Aunt Ada's Italian pole bean

what if the ingredients don’t ripen at once?

SOMETIMES I HAVE fresh-picked broccoli but no peas, or green ingredients but no tomatoes. No worry, because I have a freezer. As certain soup ingredients come available out of synch with others, I stash freezer bags away (prepping the contents first if tops need nipping off beans or peas, for instance, or they need stringing). They won’t be in there long before a botanical harmonic convergence occurs and I have everything on hand for yet another batch of homemade soup. Add frozen ingredients as-is; don’t defrost first.

  1. I love the way your mind works. In my kitchen, the soup ingredients are whatever I have on hand plus some rice, beans, or noodles to complete the picture. I have been known to freeze the water from cooking vegetables to add to the next batch of soup.

  2. Becky says:

    What a great way to plan what you’ll plant! I’ve seen some seed catalogs selling collections of plants for “The Salsa Garden” or “The Tomato Sauce Garden.” “The Vegetable Soup Garden” is a great one!

  3. Hannelore Passsonno says:

    Dear Margaret:
    May I suggest that you also grow “Lovage” in your soup garden. In Germany it is called “Maggi Kraut” as it smells and tastes like beef boullion, similar to the liquid Maggi Seasoning which is used in soups. It is a perennial and grows to about 2-3 feet. I use about 4-5 branches when I start the soup and later take them out or pulse them into the soup. In the fall, I freeze them in bundles of 5 by wrapping them tightly into plastic wrap and keep them in a baggie in the freezer to be used in soups during the winter.
    Hannelore

  4. Nadia@Loveliveandgarden says:

    I may have to try that because I make a lot of soup. But generally speaking, I grow a salad garden and an ‘antique reproduction’ rose garden! :-) Although I’ve never quite called them that.. I may just start calling them by those names now though!

  5. Boodely says:

    Since you posted your vegetable soup recipe, I’ve made it at least a dozen times.

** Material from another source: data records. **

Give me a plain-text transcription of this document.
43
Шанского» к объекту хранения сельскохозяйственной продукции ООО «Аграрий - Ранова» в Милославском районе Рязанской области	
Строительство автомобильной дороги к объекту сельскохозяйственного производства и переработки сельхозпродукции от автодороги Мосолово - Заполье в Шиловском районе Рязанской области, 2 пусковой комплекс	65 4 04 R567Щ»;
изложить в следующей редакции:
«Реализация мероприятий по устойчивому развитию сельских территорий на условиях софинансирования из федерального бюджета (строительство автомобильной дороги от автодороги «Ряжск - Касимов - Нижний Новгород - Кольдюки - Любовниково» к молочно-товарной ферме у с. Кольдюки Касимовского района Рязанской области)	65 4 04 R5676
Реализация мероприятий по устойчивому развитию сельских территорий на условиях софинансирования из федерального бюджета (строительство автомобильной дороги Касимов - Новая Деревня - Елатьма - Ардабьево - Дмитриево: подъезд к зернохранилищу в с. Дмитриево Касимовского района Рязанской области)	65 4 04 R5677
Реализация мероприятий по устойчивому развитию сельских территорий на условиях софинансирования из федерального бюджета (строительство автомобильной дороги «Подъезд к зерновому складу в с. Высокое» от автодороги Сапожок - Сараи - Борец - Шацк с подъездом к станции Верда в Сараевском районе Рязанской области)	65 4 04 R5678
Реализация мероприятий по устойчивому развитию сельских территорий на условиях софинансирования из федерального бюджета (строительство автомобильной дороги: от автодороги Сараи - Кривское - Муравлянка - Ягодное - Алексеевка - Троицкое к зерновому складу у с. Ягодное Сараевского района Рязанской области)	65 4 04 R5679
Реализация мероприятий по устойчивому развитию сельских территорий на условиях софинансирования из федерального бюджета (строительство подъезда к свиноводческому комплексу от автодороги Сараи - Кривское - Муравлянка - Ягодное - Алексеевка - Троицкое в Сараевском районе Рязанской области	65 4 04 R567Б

It’s SO good, and SO simple.

    Over the winter I was a member of a CSA providing frozen local vegetables, and most of those veggies went straight into that soup. Thank you for the recipe!

  6. sallie says:

    Good morning Margaret! I want to eat that beautiful soup just from viewing your photo! Do you have the recipe on your website any where?

  7. Elizabeth F says:

    Lovage…I want to hear more about that. Someone mentioned it as a beef substitute on a blog somewhere and I asked for more info and was never responded. So is it more of an herb? Will I find it as a plant at the greenhouse? Or do I start it from seed? Grow it in pots?

  8. Elizabeth F says:

    I make vegetable soup when finds lots of odds and ends. I have been adding sweet potatoes in my old age now. I have never liked them but husband and children do so I feel obligated to cook them. I cut them in triangle shapes though so I can distinguish them from carrot half moons and don’t eat them by mistake. Growing up I hated mistaking a chunk of parsnip for potato in my mothers soup. Broccoli I just like the stems as I only like broccoli barely cooked, as in a stir fry.

  9. elizabeth says:

    Does celery not grow well in your garden? I started growing the Tango variety in my garden here in Montana a couple years ago and it grows very well, but must start early or buy starts. I like to put it in the food processor and make frozen celery cubes for Winter soups.